In margine al Quaderno #15

Changing cities: fifty years ago in Italy

(In margine al Quaderno #15)

 

di Giorgio Piccinato

Direttore di UrbanisticaTre 

 

At the beginning it was the data coming from the 1971 census, Towards the end of the sixties a new economic geography began to emerge, in which ‘historic’ areas were declining and others were coming to the foreground – the North East and the Central Adriatic, once areas of heavy outmigration – where a new territorial pattern seemed to acquire more defined features.

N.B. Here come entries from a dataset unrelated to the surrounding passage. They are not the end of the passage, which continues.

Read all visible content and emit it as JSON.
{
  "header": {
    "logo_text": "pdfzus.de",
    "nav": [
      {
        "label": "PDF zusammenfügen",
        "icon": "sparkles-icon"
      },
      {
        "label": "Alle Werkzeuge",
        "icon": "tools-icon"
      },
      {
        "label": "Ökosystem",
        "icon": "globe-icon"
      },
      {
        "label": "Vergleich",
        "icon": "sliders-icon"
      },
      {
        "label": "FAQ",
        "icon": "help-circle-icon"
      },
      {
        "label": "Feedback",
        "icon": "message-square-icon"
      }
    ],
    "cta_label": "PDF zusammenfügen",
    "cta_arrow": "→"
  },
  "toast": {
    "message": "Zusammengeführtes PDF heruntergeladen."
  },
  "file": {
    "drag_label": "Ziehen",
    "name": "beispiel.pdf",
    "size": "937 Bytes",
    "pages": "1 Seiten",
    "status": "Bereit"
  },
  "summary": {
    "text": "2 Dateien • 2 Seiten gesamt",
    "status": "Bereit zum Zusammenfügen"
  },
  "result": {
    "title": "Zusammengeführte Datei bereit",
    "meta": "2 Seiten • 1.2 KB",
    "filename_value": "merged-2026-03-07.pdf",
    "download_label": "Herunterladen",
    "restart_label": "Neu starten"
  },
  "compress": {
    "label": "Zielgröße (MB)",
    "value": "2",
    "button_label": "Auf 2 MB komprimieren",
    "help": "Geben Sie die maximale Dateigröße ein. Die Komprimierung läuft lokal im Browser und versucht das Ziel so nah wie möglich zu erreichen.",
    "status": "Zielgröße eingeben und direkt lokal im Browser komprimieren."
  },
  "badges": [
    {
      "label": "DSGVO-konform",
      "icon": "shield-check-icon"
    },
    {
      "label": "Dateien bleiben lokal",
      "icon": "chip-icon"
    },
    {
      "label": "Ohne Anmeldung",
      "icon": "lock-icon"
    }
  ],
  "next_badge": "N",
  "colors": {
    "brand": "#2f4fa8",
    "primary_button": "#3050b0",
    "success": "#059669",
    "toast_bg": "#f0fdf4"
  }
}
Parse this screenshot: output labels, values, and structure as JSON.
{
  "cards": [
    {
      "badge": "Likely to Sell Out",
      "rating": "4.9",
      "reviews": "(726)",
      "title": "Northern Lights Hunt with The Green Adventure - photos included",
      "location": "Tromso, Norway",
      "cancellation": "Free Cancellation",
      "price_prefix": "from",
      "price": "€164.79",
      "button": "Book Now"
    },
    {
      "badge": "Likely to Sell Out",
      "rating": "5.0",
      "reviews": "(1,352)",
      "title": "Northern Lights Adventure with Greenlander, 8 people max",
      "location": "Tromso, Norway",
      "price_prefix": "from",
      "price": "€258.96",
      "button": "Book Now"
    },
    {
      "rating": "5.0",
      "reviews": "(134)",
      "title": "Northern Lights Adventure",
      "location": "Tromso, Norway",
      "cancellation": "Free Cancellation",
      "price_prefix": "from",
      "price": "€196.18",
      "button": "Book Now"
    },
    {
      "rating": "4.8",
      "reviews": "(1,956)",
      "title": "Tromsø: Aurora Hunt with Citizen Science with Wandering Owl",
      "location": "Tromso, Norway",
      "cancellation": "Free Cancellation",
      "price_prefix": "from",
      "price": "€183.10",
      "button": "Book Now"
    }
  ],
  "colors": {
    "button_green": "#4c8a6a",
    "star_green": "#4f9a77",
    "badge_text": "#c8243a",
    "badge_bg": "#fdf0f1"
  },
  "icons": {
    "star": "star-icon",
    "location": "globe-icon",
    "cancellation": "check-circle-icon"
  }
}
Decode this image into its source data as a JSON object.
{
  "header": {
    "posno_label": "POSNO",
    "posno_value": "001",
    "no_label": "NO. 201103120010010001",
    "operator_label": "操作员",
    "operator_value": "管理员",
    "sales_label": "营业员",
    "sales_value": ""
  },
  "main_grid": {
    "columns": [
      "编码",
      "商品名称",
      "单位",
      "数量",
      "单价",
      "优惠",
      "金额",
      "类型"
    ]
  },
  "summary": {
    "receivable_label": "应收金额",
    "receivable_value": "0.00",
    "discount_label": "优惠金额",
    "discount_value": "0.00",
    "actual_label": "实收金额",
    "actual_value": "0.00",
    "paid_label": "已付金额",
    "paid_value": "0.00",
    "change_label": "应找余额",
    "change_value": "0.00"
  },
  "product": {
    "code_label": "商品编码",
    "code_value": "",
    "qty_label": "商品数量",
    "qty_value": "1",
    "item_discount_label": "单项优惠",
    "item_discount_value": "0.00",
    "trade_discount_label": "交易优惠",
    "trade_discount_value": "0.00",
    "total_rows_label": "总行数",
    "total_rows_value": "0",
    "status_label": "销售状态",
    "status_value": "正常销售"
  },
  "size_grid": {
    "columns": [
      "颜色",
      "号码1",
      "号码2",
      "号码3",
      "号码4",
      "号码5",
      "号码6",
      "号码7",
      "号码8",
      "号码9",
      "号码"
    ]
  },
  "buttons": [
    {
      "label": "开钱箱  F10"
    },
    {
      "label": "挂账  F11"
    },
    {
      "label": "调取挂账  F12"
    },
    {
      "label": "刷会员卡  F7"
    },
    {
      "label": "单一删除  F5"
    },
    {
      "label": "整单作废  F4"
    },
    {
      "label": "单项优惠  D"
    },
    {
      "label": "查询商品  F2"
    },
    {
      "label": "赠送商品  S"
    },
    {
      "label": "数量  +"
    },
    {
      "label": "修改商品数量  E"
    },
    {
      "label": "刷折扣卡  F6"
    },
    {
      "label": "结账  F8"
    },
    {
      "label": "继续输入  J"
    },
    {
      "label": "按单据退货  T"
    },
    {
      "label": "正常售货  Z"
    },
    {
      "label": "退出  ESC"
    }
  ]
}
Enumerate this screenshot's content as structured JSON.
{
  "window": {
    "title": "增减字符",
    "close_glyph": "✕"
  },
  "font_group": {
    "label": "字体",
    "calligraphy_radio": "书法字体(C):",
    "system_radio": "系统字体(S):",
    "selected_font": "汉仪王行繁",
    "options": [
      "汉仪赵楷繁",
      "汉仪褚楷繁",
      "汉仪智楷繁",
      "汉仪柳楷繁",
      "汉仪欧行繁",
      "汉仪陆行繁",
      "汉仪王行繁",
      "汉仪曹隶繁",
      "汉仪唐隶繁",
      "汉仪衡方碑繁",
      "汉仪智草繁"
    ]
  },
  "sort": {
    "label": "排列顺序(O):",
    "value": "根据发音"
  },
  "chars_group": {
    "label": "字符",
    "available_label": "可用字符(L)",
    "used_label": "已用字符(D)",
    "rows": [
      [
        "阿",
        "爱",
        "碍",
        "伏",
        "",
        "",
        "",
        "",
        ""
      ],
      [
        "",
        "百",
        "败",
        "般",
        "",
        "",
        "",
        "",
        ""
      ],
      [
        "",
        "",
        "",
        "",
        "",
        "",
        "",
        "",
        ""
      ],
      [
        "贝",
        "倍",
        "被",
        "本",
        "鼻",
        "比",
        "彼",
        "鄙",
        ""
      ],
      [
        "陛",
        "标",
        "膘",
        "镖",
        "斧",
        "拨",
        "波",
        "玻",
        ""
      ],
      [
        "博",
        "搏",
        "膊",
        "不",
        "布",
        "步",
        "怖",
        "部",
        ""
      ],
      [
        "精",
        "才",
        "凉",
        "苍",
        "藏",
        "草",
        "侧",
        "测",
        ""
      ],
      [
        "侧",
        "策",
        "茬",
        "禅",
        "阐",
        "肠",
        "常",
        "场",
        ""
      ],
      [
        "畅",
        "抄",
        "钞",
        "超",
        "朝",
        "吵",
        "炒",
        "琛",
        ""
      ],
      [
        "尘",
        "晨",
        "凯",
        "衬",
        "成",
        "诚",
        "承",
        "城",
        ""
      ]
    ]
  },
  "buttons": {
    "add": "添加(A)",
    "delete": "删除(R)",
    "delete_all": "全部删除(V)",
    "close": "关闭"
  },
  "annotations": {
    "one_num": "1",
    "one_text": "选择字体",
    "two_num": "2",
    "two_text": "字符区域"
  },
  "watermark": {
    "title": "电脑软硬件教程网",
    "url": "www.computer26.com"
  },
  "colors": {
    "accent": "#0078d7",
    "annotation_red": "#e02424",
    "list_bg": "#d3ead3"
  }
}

In the countryside of the Veneto region surveys and enquiries of different type showed surprising results (at least to a planner’s eye). The area being investigated was a place of small farms, where even salaried workers tended to become owners of a plot and a house thanks to temporary migration abroad and lifelong savings. Families ties were very strong and, whenever necessary, offering financial support. Migrants expelled by a general Italian and European economic crisis of the great industrial sectors were returning enriched by new entrepreneurial attitudes, local banks were ready to help promising individuals sometimes thanks to a local priest guarantee, The historic urban system, covering the region with a tight network, helped to avoid migration towards the major centres.

Such kind of overlying networks –family ties, urban infrastructures, working habits and new skills- characterised what was called “the Veneto model”. In the seventies the region saw the highest increase of industrial jobs, thanks to a strong process of market internationalisation and technological innovation. In the beginning it was the export and the transformation of agricultural products, which constituted the base of an unusually scattered development of service and industrial employment, then came the garment industry and some traditional productions turned into more technologically advanced: shoes, furniture, lenses, machinery, ceramics. The role of the urban system, together with a network of roads and services that did not admit underequipped areas, was essential. While the main urban centres and metropolitan areas were hit by heavy social and unrest and large industrial complexes were going under painful organisational restructuring, accompanied by heavy unemployment, the region was enjoying growing well being and prosperous economic development.

At the end of the process Veneto, once one of the poorest, was one of the richest Italian regions. A region without major urban poles, without major industrial sites (with one exception in Venice) turned into a diffused urban territory. Urban conditions were to be found everywhere, urban lifestyles were common and diffused, the distribution of wealth  (coming also from agriculture) was rather balanced: it was the stereotype of that “Italian model” based on the small and medium industry that was largely promoted in the last decades of the twentieth century.